One of the Most Disturbing Movies of the ’90s is Climbing The HBO Max Charts

I came of age as a horror fan in the early 2000s, which meant that when I hit up my local video store, the frightening and disturbing films of the ’90s were on prominent display. It started with a TV cut of Scream on my tiny bedroom TV, and then progressed to the rest of the horror and horror-adjacent mainstream of the era.

Fortunately, I had a few friends who were into the same stuff, and they’d often direct me toward must-see movies from the period. That’s how I discovered what’s now a classic, a rebound movie for director David Fincher that gained infamy for its bleak ending and eventually became one of the most celebrated psychological thrillers of the 1990s. Now, as we head into the Halloween season, that film is climbing the charts on HBO Max, just in time for its 30th anniversary.
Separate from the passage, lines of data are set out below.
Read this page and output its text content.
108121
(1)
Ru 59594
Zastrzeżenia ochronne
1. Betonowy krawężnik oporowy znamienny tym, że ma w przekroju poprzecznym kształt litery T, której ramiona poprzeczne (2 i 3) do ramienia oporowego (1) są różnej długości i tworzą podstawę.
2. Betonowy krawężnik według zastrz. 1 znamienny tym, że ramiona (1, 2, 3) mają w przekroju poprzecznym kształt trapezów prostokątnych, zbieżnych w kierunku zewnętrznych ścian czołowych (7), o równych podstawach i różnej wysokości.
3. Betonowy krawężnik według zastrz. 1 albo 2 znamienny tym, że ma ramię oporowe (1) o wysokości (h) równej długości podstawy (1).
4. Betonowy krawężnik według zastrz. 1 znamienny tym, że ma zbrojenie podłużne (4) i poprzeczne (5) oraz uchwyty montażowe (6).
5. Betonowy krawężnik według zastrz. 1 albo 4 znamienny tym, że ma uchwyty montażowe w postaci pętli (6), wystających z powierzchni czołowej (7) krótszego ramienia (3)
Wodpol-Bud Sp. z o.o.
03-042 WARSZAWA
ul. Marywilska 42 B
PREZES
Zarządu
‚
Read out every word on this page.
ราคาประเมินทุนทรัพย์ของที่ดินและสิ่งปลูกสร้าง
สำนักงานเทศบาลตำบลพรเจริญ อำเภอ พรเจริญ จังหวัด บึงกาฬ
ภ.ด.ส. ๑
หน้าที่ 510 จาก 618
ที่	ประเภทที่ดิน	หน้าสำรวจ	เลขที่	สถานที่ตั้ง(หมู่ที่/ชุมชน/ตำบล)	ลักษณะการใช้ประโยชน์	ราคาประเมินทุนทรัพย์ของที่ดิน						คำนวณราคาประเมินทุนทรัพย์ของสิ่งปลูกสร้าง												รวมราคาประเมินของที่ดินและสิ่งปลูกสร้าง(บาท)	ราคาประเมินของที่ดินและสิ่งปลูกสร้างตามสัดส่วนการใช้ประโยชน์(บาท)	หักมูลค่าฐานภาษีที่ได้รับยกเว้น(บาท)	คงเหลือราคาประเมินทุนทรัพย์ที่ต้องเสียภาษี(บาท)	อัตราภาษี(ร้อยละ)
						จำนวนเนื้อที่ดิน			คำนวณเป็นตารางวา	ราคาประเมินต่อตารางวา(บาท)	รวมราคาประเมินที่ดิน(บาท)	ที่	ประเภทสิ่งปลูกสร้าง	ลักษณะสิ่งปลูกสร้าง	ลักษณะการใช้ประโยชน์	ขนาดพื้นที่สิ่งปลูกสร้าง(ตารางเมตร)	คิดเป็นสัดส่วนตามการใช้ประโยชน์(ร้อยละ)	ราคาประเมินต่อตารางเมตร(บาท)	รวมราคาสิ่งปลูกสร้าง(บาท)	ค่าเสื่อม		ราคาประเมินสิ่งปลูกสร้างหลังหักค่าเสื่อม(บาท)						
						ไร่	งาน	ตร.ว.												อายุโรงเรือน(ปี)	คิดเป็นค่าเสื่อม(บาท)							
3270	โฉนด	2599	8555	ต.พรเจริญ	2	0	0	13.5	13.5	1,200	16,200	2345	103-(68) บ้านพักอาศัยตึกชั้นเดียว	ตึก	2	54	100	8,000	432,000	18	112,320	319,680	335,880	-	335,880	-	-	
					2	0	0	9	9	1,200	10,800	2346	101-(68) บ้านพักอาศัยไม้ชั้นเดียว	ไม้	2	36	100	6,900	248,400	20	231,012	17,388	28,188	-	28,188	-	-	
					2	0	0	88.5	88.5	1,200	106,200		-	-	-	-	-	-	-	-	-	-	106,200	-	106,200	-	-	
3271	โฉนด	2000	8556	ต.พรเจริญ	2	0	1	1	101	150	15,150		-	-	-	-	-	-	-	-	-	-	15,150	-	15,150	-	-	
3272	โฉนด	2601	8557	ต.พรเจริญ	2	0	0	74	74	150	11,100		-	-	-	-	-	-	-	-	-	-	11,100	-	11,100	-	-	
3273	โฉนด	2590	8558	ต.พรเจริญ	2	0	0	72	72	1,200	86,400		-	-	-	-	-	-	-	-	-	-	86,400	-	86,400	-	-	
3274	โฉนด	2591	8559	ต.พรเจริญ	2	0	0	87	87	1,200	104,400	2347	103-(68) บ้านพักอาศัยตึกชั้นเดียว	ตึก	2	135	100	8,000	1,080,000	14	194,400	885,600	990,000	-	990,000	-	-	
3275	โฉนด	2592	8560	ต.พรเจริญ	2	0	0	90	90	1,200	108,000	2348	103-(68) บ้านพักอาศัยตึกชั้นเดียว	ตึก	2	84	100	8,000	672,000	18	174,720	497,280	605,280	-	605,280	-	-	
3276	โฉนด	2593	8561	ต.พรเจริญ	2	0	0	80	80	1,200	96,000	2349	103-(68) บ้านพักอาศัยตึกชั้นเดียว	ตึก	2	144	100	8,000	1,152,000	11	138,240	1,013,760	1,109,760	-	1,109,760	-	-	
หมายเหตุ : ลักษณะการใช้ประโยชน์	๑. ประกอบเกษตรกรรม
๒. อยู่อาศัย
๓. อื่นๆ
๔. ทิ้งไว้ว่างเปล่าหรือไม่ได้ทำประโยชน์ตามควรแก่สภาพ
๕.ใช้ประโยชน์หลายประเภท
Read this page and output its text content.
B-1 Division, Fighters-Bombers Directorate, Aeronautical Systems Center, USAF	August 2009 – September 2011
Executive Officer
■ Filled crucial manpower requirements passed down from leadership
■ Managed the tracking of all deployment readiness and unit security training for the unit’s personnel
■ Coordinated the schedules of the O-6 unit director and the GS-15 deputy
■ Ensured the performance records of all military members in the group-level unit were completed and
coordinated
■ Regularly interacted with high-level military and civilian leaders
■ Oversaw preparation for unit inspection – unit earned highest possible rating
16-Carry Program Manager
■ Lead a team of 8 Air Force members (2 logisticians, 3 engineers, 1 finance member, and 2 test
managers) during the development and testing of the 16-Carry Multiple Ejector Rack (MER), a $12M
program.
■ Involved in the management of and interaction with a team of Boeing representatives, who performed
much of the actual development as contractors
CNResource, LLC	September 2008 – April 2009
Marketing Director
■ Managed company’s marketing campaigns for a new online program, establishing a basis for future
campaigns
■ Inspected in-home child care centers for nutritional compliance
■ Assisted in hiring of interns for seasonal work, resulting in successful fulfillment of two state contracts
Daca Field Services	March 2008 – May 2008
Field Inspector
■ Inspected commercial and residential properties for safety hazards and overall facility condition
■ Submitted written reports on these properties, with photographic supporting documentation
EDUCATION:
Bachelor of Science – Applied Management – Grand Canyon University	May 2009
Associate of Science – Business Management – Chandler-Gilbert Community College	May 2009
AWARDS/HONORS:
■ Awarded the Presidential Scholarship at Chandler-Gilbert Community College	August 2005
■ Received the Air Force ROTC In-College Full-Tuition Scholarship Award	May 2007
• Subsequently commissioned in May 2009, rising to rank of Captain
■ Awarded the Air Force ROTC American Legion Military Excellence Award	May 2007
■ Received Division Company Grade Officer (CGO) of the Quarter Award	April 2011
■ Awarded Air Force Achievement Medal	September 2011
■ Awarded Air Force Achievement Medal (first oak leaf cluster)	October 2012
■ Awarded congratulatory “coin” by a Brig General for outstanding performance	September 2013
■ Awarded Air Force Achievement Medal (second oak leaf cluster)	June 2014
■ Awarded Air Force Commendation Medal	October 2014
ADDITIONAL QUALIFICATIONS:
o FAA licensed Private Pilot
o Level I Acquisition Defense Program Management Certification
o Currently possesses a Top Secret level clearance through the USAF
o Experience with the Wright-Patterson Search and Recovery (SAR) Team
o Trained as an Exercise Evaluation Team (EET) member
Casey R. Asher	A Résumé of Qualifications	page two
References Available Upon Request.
Like The Silence of the Lambs before it, Seven (or Se7en, if you’re nasty) merges the narrative beats of a police procedural with the visual language of horror cinema to create something unforgettable. Andrew Kevin Walker’s now-legendary script pairs an experienced, cool-headed detective (Morgan Freeman) with a young, fiery new man on the beat (Brad Pitt) as they investigate a new serial killer with a very specific modus operandi. The film is called Seven because this killer, who I won’t reveal here, is choosing victims and staging elaborate crime scenes based on the Seven Deadly Sins of religious literature.

The killer’s chosen theme, combined with elaborately staged crime scenes, is what really drives the horror home. Gluttons are punished by force feeding, vain people through mutilations,and greedy people through extracting literal pounds of flesh. Each and every death scene is simultaneously gruesome and strangely beautiful, thanks to Fincher’s direction, suggesting later crime-horror hybrids like Bryan Fuller’s Hannibal. It’s all horrific, but the whodunit mystery of it all propels the film forward at such a speed that you can’t look away, and you don’t want to. 

But Seven is perhaps still best known for its ending, which resolves the mystery and yet leaves an ambiguous, terrifying note hanging in the air. David Fincher fought for this ending, and as a result, it remains one of the most infamous of the period. It’s an ending that’s been memed, debated, and discussed for three decades, including right here on Dread Central, but I’m still not going to spoil it for you. I had the pleasure of going into Seven completely blind back in the day, having not just no idea what was at the end, but what I’d seen along the way. In my early horror fandom, it was one of those movies people passed around on DVD, initiating everyone into the club of people who knew what lurked in its darkness. 

It’s been 30 years, but I’m betting there are plenty of people still out there who have no idea what’s about to hit them when they press play on this thing. If that’s you, do me a favor: Go to HBO Max right now and watch Seven, preserve that new experience while you can.